Thou shalt not oppress a hired servant that is poor and needy, —of thy brethren or of thy sojourners that are in thy land, within thy gates;
15 Op zijn dag zult gij zijn loon geven, en de zon zal daarover niet ondergaan; want hij is arm, en zijn ziel verlangt daarnaar; dat hij tegen u niet roepe tot den HEERE, en zonde in u zij.
for his day, shalt thou give his hire neither shall the sun, go in upon it, for, poor, he is, and, unto it, is he lifting up his soul, —lest he cry out against thee, unto Yahweh, and it be, in thee a sin.
16 De vaders zullen niet gedood worden voor de kinderen, en de kinderen zullen niet gedood worden voor de vaders; een ieder zal om zijn zonde gedood worden.
Fathers shall not be put to death for sons, nor shall sons, be put to death for fathers, —every man, for his own sin, shall he put to death.
17 Gij zult het recht van den vreemdeling en van den wees niet buigen, en gij zult het kleed der weduwe niet te pand nemen.
Thou shalt not pervert the judgment of the sojourner [or] the fatherless, —neither shalt thou take in pledge the garment of a widow;
18 Maar gij zult gedenken, dat gij een knecht in Egypte geweest zijt, en de HEERE, uw God, heeft u van daar verlost; daarom gebiede ik u deze zaak te doen.
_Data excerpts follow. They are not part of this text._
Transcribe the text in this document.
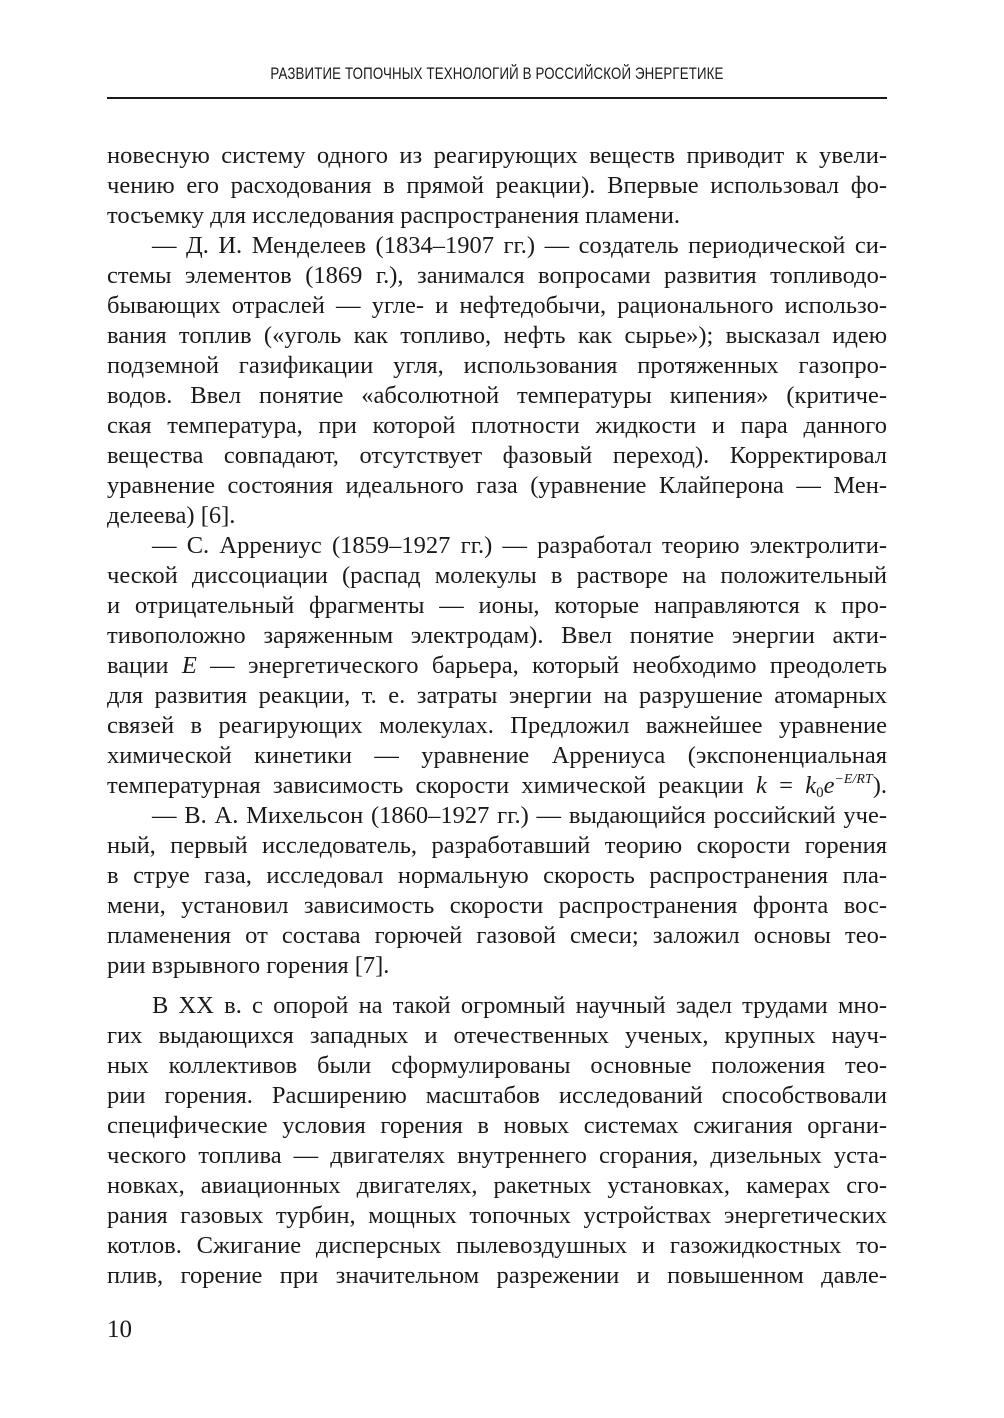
РАЗВИТИЕ ТОПОЧНЫХ ТЕХНОЛОГИЙ В РОССИЙСКОЙ ЭНЕРГЕТИКЕ
новесную систему одного из реагирующих веществ приводит к увели-
чению его расходования в прямой реакции). Впервые использовал фо-
тосъемку для исследования распространения пламени.
— Д. И. Менделеев (1834–1907 гг.) — создатель периодической си-
стемы элементов (1869 г.), занимался вопросами развития топливодо-
бывающих отраслей — угле- и нефтедобычи, рационального использо-
вания топлив («уголь как топливо, нефть как сырье»); высказал идею
подземной газификации угля, использования протяженных газопро-
водов. Ввел понятие «абсолютной температуры кипения» (критиче-
ская температура, при которой плотности жидкости и пара данного
вещества совпадают, отсутствует фазовый переход). Корректировал
уравнение состояния идеального газа (уравнение Клайперона — Мен-
делеева) [6].
— С. Аррениус (1859–1927 гг.) — разработал теорию электролити-
ческой диссоциации (распад молекулы в растворе на положительный
и отрицательный фрагменты — ионы, которые направляются к про-
тивоположно заряженным электродам). Ввел понятие энергии акти-
вации E — энергетического барьера, который необходимо преодолеть
для развития реакции, т. е. затраты энергии на разрушение атомарных
связей в реагирующих молекулах. Предложил важнейшее уравнение
химической кинетики — уравнение Аррениуса (экспоненциальная
температурная зависимость скорости химической реакции $k = k_0e^{-E/RT}$).
— В. А. Михельсон (1860–1927 гг.) — выдающийся российский уче-
ный, первый исследователь, разработавший теорию скорости горения
в струе газа, исследовал нормальную скорость распространения пла-
мени, установил зависимость скорости распространения фронта вос-
пламенения от состава горючей газовой смеси; заложил основы тео-
рии взрывного горения [7].
В XX в. с опорой на такой огромный научный задел трудами мно-
гих выдающихся западных и отечественных ученых, крупных науч-
ных коллективов были сформулированы основные положения тео-
рии горения. Расширению масштабов исследований способствовали
специфические условия горения в новых системах сжигания органи-
ческого топлива — двигателях внутреннего сгорания, дизельных уста-
новках, авиационных двигателях, ракетных установках, камерах сго-
рания газовых турбин, мощных топочных устройствах энергетических
котлов. Сжигание дисперсных пылевоздушных и газожидкостных то-
плив, горение при значительном разрежении и повышенном давле-
10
so shalt thou remember that, a servant, becamest thou in Egypt, and that Yahweh thy God, redeemed thee, from thence, —therefore, am I commanding thee to do this thing.
19 Wanneer gij uw oogst op uw akker afgeoogst, en een garf op den akker vergeten zult hebben, zo zult gij niet wederkeren, om die op te nemen; voor den vreemdeling, voor den wees en voor de weduwe zal zij zijn; opdat u de HEERE, uw God, zegene, in al het werk uwer handen.
When thou cuttest down thy harvest in thy field and forgettest a sheaf in the field, thou shalt not turn back to fetch it, to the sojourner, to the fatherless, and to the widow, shall it belong, —that Yahweh thy God, may bless thee, in all the Work of thy hands.
20 Wanneer gij uw olijfboom zult geschud hebben, zo zult gij de takken achter u niet nauw doorzoeken; voor den vreemdeling, voor den wees en voor de weduwe zal het zijn.
When thou beatest thine olive-tree, thou shalt not glean after thee, —to the sojourner to the fatherless and to the widow, shall it belong,
21 Wanneer gij uw wijngaard zult afgelezen hebben, zo zult gij de druiven achter u niet nalezen; voor den vreemdeling, voor den wees en voor de weduwe zal het zijn.
When thou cuttest off the grapes of thy vineyard, thou shalt not go about picking after thee, —to the sojourner to the fatherless and to the widow, shall it belong:
22 En gij zult gedenken, dat gij een knecht in Egypteland geweest zijt; daarom gebiede ik u deze zaak te doen.
so shalt thou remember that a servant, becamest thou in the land of Egypt, —therefore, am I commending thee to do this thing.